The typical five-day week for an industrial company can be identified. Occasionally, for example in May, July or at the end of December, different structures can be identified. We first want to explore and explain these and then take them into account in the forecast for 2017.
First, the data is read from the database as a time series (see following figure) and converted into a data frame. At the same time, the power consumption values are given the name ‘Values’. The second component plots the data.
We assign the corresponding month, day of the week and hour of the day to each consumption value. For a more precise analysis of the underlying time data, we choose a representation using sine and cosine. This makes it possible to specifically consider cyclical dependencies between the respective time specifications. We also decide for each value whether it falls on a weekend, a public holiday or a school vacation day. The data set generated in this way forms the basis for developing a model to predict electricity consumption for May 25, 2017.
The data frame generated above is first extended to include the cyclical representation of the time information (Circular Representation of Time Components). Then the information is added as to whether a consumption value falls on a weekend (Weekend). The three other components decide whether a value falls on a school vacation day, a public holiday, or both a weekend and a public holiday. These three components can be used for any geographical region, with specific inputs in each case. For our company from Switzerland, for example, we select “country = CH, province = AG, state = None, year = 2016”.

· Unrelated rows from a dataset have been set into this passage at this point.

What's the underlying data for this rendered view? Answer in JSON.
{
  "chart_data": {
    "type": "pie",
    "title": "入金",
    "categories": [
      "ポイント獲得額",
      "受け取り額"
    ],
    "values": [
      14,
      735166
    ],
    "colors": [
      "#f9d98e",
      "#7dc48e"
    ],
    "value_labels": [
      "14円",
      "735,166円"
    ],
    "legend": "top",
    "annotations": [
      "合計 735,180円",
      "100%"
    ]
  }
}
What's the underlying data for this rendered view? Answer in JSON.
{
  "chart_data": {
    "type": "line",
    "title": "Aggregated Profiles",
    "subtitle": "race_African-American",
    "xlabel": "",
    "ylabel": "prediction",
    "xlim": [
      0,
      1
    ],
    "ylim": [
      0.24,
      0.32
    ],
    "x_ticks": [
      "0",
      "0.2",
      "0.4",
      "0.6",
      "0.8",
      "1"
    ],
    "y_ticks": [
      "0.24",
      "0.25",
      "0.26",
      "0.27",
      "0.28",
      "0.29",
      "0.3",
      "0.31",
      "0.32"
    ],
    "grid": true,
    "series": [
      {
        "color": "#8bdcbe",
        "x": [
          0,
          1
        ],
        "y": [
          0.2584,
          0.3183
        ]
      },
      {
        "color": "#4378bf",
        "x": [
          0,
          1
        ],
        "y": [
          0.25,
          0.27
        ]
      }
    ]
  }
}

In addition to the regression of the consumption values, the underlying company is primarily interested in how well the model depicts the load profile. We analyze the quality of the model using the R² value. We also output the coefficients of the influencing variables to get an impression of which of these factors have a particularly strong influence on electricity consumption.
The processed data is first prepared for the regression (‘train, test, split’). For this purpose, the data is split into training and test data. We pass the ‘Values’ column as the target variable (label) of the regression. We select 20 percent of the data (test_size = 0.2) as test data and train the model on the remaining 80 percent. This training takes place in the next step (‘Linear Regression – Trained Model’). In the upper strand of the workflow, predicted values are then generated on the trained model (‘Predit Sklearn Trained Model’). The regression can occasionally predict negative values. As this makes no sense in terms of content, we set these values to zero (‘Negative to Zero’). Finally, the predicted values are visualized together with the test data. The lower two components generate the coefficients (‘Linear Regression – Coefficients’) and the R² value (‘Linear Regression – Goodness of Fit’) of the linear regression.
In a second step, we pass the processed data set from 2016 to a random forest algorithm. Once again, we analyze the quality of the model using the R² value. We also output the percentage influence of the influencing variables in descending order.
The components have the same functionalities as in linear regression. However, whereas previously the coefficients of the influencing variables themselves were output, the random forest provides specific information on how strong their influence is on the target variable, i.e. electricity consumption.
The day of the week has by far the greatest influence on electricity consumption. However, weekends, school vacations and public holidays also have significant influences that need to be taken into account when making a prediction. The R² value is now 0.96 and could therefore be significantly improved by switching from linear regression to the random forest. The random forest is therefore a suitable basis for looking into the future.
If we zoom in on the week around 25 May in the visualization of the load profile from 2016, we get a familiar view. A five-day week with a constant structure, framed by weekends with lower consumption.
For the prediction based on the random forest algorithm, we first generate a data set for 2017, in which dependencies on the day of the week, time, public holiday and school vacation are integrated. Now we use the Random Forest Algorithm, trained on the 2016 data, to predict the 2017 data.
As above, the random forest algorithm is trained on the data for 2016. In parallel, a data set for 2017 is generated in the “Time Data” component, for our company using the input “country = CH, province = AG, state = None, year = 2017”. This is then passed to the random forest for prediction.
A look at the calendar reveals that May 25, 2017 is a public holiday, Ascension Day. The company’s machines were at a standstill on this day. Work resumes on the following Friday. However, it can be assumed that many employees take vacation on this bridge day and the company is not running at full capacity, which leads to significantly lower forecast values! The Random Forest algorithm recognized this situation and automatically adjusted its energy forecast accordingly.